The NTSB concluded that the airplane experienced an extreme loss of braking friction due to heavy rain and water depth on the ungrooved runway, resulting in viscous hydroplaning. The report explains that, even with the crew’s approach speed, tailwind, and delayed speedbrake deployment, the airplane would have been able to stop on the runway if it had achieved braking friction consistent with “good” wet-runway assumptions. However, standing water on portions of the runway reduced braking friction to levels consistent with viscous hydroplaning, and performance calculations indicated the airplane could not have stopped before reaching the end of the paved runway under the conditions present.

Operational and Regulatory Issues

The report describes how the tailwind, excessive approach speed, and delayed speedbrake deployment increased the energy with which the airplane departed the runway and impacted the seawall. It also found that the approach did not meet the operator’s stabilized approach criteria, with cues that would typically require a go-around under standard operating procedures, including excessive airspeed, high glidepath indications, and descent-rate alerts. The report discusses factors that contributed to continuing an unstabilized approach, including plan continuation bias, increased workload, and limited first-officer experience.

The NTSB also addressed runway-condition assessment and landing-distance decision-making. It found that the operator’s guidance for evaluating braking conditions and conducting en route landing distance assessments was inadequate for the conditions encountered, and it discussed FAA Safety Alerts for Operators concerning landing performance shortfalls on wet runways in moderate-to-heavy rain. The report emphasized that when rainfall intensity suggests the runway may be more than merely “wet,” pilots may need to assume worse braking action for time-of-arrival landing performance and consider go-around, holding, or diversion if conditions exceed acceptable limits.
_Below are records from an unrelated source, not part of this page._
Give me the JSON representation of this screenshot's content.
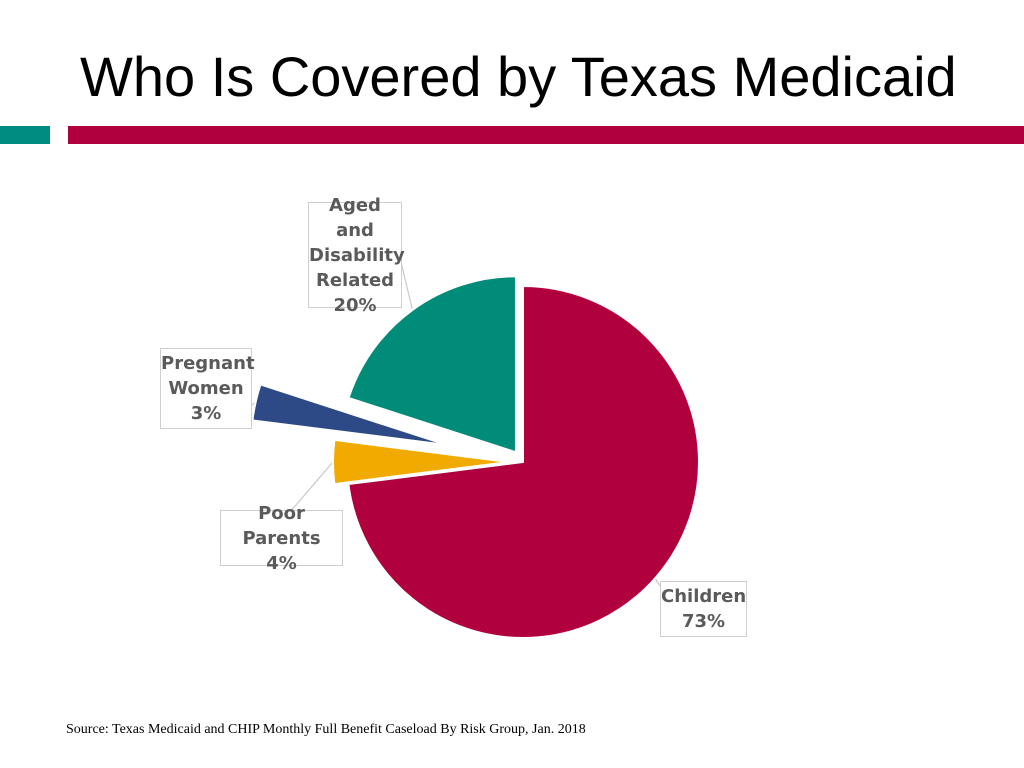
{
  "slide": {
    "title": "Who Is Covered by Texas Medicaid",
    "source": "Source: Texas Medicaid and CHIP Monthly Full Benefit Caseload By Risk Group, Jan. 2018"
  },
  "colors": {
    "accent_left": "#008c80",
    "accent_right": "#b0003e",
    "leader": "#c8c8c8"
  },
  "chart_data": {
    "type": "pie",
    "title": "",
    "slices": [
      {
        "key": "children",
        "lines": [
          "Children"
        ],
        "pct_label": "73%",
        "value": 73,
        "color": "#b0003e",
        "exploded": false
      },
      {
        "key": "poor-parents",
        "lines": [
          "Poor Parents"
        ],
        "pct_label": "4%",
        "value": 4,
        "color": "#f0aa00",
        "exploded": true
      },
      {
        "key": "pregnant-women",
        "lines": [
          "Pregnant",
          "Women"
        ],
        "pct_label": "3%",
        "value": 3,
        "color": "#2d4a86",
        "exploded": true
      },
      {
        "key": "aged-disability",
        "lines": [
          "Aged and",
          "Disability",
          "Related"
        ],
        "pct_label": "20%",
        "value": 20,
        "color": "#008c78",
        "exploded": true
      }
    ]
  }
}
Aviation Accident Litigation

Separate from the safety investigation, runway excursion events can lead to civil claims involving passenger injuries, evacuation-related issues, and property damage, as described in our overview of aviation accident litigation. In a case involving runway surface conditions, the evidentiary record often includes performance calculations, operator procedures, dispatch and crew briefings, runway maintenance and drainage documentation, and the timing and content of weather and braking-action information available to decision-makers. The analysis is fact-dependent and should follow the verified investigative record.

Depending on the facts developed, litigation may also examine how organizational guidance addressed wet-runway stopping margins, how landing-distance assessments were expected to be performed, and whether operational policies adequately accounted for known wet-runway performance shortfalls in moderate-to-heavy rain. Similar categories of operational and procedural issues arise in matters described in our representative aviation matters, particularly when the accident sequence involves an interaction between weather, runway condition, and flight crew decision-making under time constraints.

Where cases resolve, outcomes typically turn on detailed technical proof and individualized damages evidence, and examples of resolved aviation matters are summarized in our collection of selected aviation verdicts and settlements. In runway excursion cases, that proof often includes expert analysis of stopping performance, runway condition characterization, and the relationship between approach profile and available stopping margin under the conditions actually present.

Broader patterns in civil outcomes can vary significantly based on event severity, injury mix, and operational setting, as discussed in our overview of aviation crash verdict trends. For this event, the NTSB’s findings centered on viscous hydroplaning from standing water on an ungrooved runway, with contributing factors related to operator guidance and the continuation of an unstabilized approach. Any civil evaluation should remain anchored to the documented performance evidence, procedures, and condition data developed in the official record.